At the peak of his life, the Moor of Venice is undoubtedly aware of his confinement in this gilded citadel - military glory and carnal love. Then he givse up, probably unconsciously, self-destruction and easily falls into the trap of his so called faithful villainous Iago. There is a strong moment in this play, the only one to make a positive reference to the origins of Othello: it is the episode of the handkerchief, a crucial object that comes from his mother when she was on her deathbed. Othello's mother is quoted there for the first time, as a remnant of that origin killed out of necessity ...

This hences the importance of the handkerchief Othello and focusing on its loss. The fact that the object has been given to Cassio, Desdemona's supposed lover, therefore appears quite high. The behavior of Lodovico, the Doge's sent to Cyprus to recall Othello, is the most emblematic of the shaky status of Othello in this society he wanted to endorse with all his heart: it is as if Othello man considered and respected, was expected at the turn, as if it were enough for him to make any mistakes so that everybody will sound the most negative about him and forget immediately all its virtues.

That's what it feels well in Act 4, Scene One: Lodovico, ironic, after seeing Othello in the grip of jealousy hit Desdemona: "This would not be believed in Venice, Though I should swear I saw it " . Othello seems to be the subject of a hostile nature, a sort of presumed guilt until he proves he is innocent The tragedy of Othello is that he felt one day that his meteoric success was insignificant because it was really and deeply – socially and culturally -- was denied by a block of domination in a society which he lived in and which he has become, paradoxically, one of the banners.

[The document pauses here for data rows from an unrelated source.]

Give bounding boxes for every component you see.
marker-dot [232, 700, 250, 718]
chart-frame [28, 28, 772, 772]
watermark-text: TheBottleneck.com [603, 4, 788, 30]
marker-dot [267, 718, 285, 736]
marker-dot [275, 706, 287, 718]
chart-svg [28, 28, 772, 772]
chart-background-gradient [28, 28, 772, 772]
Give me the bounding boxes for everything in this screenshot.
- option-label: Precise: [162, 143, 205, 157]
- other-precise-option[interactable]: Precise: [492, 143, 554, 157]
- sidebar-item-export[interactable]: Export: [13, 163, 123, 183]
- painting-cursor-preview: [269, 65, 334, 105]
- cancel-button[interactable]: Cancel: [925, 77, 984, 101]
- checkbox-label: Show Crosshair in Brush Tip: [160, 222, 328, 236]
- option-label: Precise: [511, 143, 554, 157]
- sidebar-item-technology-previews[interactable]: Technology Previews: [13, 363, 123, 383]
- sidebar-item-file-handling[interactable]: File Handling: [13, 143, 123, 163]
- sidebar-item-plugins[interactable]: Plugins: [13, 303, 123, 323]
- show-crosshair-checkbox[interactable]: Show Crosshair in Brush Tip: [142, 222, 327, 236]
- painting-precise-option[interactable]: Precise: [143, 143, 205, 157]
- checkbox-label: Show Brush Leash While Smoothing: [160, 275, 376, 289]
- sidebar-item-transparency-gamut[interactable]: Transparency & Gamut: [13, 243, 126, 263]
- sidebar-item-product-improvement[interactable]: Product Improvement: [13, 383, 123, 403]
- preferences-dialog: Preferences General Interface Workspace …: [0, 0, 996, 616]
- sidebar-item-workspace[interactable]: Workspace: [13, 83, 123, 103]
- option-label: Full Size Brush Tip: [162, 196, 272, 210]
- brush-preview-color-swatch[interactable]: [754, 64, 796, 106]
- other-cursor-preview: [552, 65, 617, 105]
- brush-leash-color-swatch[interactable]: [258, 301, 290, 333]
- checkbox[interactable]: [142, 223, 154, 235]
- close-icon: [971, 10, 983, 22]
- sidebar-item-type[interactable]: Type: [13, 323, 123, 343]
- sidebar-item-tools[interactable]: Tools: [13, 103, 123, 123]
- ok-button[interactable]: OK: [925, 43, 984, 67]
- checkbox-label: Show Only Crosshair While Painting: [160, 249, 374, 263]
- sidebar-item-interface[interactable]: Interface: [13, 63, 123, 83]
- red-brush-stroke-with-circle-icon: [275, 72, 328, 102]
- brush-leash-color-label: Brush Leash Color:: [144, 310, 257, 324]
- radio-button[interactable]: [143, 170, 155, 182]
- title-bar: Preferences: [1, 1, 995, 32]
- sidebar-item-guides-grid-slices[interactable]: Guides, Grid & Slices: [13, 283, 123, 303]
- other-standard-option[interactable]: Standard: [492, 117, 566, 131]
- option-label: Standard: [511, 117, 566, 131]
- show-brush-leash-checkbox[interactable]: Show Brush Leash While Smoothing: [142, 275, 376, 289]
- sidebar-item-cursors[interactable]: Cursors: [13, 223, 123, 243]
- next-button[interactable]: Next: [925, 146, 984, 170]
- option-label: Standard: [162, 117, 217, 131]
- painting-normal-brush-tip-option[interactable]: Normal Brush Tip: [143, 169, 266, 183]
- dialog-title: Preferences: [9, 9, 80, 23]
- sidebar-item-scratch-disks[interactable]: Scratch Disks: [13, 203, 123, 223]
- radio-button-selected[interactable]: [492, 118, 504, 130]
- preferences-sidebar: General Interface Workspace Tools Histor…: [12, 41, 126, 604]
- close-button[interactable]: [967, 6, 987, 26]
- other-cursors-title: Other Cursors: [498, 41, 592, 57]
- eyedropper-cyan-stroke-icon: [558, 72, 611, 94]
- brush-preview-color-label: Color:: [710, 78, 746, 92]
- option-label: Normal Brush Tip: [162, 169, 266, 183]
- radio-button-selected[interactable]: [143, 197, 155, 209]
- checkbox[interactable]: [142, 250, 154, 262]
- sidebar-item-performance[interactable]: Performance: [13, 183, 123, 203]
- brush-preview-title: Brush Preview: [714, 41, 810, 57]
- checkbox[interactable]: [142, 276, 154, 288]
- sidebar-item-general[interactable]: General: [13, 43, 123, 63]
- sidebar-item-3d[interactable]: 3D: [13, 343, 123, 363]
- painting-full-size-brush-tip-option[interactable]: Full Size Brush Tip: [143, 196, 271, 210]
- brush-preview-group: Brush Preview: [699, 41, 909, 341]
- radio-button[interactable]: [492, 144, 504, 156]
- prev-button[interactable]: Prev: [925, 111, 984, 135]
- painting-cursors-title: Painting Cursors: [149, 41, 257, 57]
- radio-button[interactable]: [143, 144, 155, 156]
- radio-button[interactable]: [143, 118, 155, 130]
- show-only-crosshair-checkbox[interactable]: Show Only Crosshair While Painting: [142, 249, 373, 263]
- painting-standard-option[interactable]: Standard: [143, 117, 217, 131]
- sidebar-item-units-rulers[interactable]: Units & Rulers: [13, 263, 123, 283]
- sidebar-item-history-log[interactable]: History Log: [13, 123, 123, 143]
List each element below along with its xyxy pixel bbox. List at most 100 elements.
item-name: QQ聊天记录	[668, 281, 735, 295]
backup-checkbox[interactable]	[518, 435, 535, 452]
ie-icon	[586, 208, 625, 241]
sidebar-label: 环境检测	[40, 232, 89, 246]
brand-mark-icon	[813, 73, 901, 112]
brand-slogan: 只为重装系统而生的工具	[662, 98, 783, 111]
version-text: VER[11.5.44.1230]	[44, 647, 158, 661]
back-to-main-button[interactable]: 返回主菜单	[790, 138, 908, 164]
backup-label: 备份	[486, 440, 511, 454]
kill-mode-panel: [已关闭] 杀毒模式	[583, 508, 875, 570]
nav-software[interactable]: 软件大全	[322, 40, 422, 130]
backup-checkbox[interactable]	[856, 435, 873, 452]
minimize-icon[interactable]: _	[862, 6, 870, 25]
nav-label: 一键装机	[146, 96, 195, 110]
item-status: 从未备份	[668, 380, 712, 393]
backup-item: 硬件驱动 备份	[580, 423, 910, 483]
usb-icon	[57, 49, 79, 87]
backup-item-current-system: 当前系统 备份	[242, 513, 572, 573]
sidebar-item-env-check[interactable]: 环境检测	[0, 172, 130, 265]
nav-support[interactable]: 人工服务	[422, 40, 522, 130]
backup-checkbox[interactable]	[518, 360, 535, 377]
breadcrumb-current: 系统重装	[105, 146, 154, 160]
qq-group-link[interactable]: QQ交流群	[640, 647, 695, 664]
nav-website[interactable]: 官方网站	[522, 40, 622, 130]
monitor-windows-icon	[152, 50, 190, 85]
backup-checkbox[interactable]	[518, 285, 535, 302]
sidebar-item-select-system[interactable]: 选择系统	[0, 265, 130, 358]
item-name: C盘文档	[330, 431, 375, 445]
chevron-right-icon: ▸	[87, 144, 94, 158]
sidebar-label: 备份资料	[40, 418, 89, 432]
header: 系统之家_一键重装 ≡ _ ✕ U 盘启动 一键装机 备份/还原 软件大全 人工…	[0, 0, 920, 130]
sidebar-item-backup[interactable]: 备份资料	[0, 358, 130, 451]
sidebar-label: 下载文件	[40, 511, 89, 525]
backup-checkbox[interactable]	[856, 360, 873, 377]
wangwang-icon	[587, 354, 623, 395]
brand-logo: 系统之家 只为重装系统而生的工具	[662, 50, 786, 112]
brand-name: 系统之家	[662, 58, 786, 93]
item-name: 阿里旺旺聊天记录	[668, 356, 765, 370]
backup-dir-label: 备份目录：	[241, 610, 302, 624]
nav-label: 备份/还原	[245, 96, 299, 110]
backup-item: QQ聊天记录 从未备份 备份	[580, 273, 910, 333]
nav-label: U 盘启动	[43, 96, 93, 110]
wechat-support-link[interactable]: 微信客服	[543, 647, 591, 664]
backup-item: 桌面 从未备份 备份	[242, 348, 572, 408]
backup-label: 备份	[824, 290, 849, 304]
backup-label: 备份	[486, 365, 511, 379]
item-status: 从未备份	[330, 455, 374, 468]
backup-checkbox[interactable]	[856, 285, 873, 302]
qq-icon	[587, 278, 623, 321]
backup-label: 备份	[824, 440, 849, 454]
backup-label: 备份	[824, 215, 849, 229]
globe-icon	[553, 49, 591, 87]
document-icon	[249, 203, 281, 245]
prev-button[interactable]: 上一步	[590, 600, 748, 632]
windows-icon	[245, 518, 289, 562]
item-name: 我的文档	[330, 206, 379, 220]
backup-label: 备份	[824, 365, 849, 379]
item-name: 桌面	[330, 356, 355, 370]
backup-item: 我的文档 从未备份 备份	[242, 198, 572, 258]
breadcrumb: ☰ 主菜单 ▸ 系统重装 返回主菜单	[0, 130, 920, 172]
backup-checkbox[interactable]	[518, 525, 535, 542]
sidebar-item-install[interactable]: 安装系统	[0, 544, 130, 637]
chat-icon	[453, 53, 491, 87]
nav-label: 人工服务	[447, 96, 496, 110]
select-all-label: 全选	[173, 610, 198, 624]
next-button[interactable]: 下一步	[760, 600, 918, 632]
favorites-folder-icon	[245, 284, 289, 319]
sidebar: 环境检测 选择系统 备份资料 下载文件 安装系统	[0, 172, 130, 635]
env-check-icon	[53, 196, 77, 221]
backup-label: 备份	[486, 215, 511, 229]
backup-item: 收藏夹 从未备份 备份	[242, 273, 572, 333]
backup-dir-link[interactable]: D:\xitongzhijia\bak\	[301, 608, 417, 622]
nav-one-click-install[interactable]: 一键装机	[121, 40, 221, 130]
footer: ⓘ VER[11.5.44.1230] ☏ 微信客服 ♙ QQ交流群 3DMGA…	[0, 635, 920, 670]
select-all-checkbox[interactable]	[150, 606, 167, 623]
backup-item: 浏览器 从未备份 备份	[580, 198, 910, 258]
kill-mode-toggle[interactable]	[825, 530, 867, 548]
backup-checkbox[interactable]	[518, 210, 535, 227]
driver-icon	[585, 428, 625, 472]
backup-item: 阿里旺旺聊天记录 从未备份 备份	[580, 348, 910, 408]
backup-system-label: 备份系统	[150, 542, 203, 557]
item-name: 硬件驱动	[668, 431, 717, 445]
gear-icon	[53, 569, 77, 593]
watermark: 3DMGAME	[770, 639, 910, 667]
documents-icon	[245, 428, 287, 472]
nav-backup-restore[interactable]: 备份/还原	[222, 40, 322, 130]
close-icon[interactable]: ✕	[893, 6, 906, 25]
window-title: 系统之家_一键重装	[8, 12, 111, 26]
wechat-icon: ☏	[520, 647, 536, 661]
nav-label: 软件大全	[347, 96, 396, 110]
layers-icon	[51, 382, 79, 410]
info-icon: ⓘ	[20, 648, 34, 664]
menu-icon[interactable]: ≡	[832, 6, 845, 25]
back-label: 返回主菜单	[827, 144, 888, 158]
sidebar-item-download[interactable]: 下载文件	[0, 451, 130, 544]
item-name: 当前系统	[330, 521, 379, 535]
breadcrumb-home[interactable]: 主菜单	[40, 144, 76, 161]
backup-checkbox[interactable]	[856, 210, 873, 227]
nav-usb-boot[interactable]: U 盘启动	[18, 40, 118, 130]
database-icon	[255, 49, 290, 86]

Irreversible process, there remained to be a good reason for the man to end the world, and he is guided by hatred Iago who is going to serve him a dish of lies and machinations . Othello then gives up again. Iago does not kill Othello, but gives him the means to destroy himself. After his credit tainted by political and military actions that Venice could not accept, he decides to kill the woman who deeply loved him and to end his own life with these words that clearly show his awareness of the " wrong way "it has made in his life :" ... f one whose hand, like the base Judean, threw the pearl away richer than all his tribe; of one whose subdued eyes, albeit unused to the melting mood, drops tears as fast as the Arabian trees their med’ cinable gum. Set you down this. And say besides that in Aleppo once, where a malignant and turbaned Turk beat a Venetian and traduced the state, I took by th’ throat the circumcised dog and smote him -- thus (He stabs himself). " Everything is here, up to the tribe of Othello's origins and thus he has "betrayed" ...

And we might think that "circumcised dog" is Othello himself. As we said in the beginning, Shakespeare’s work have always been the source of much debate and of many interpretation. In deed, let’s conclude with a quote from the critic Harold Bloom in his book Shakespeare: The Invention of the Human notes, "We can keep finding the meanings of Shakespeare, but never the meaning. As each generation re-interprets Shakespeare, it's likely that these issues will continue to challenge, infuriate, and intrigue audiences.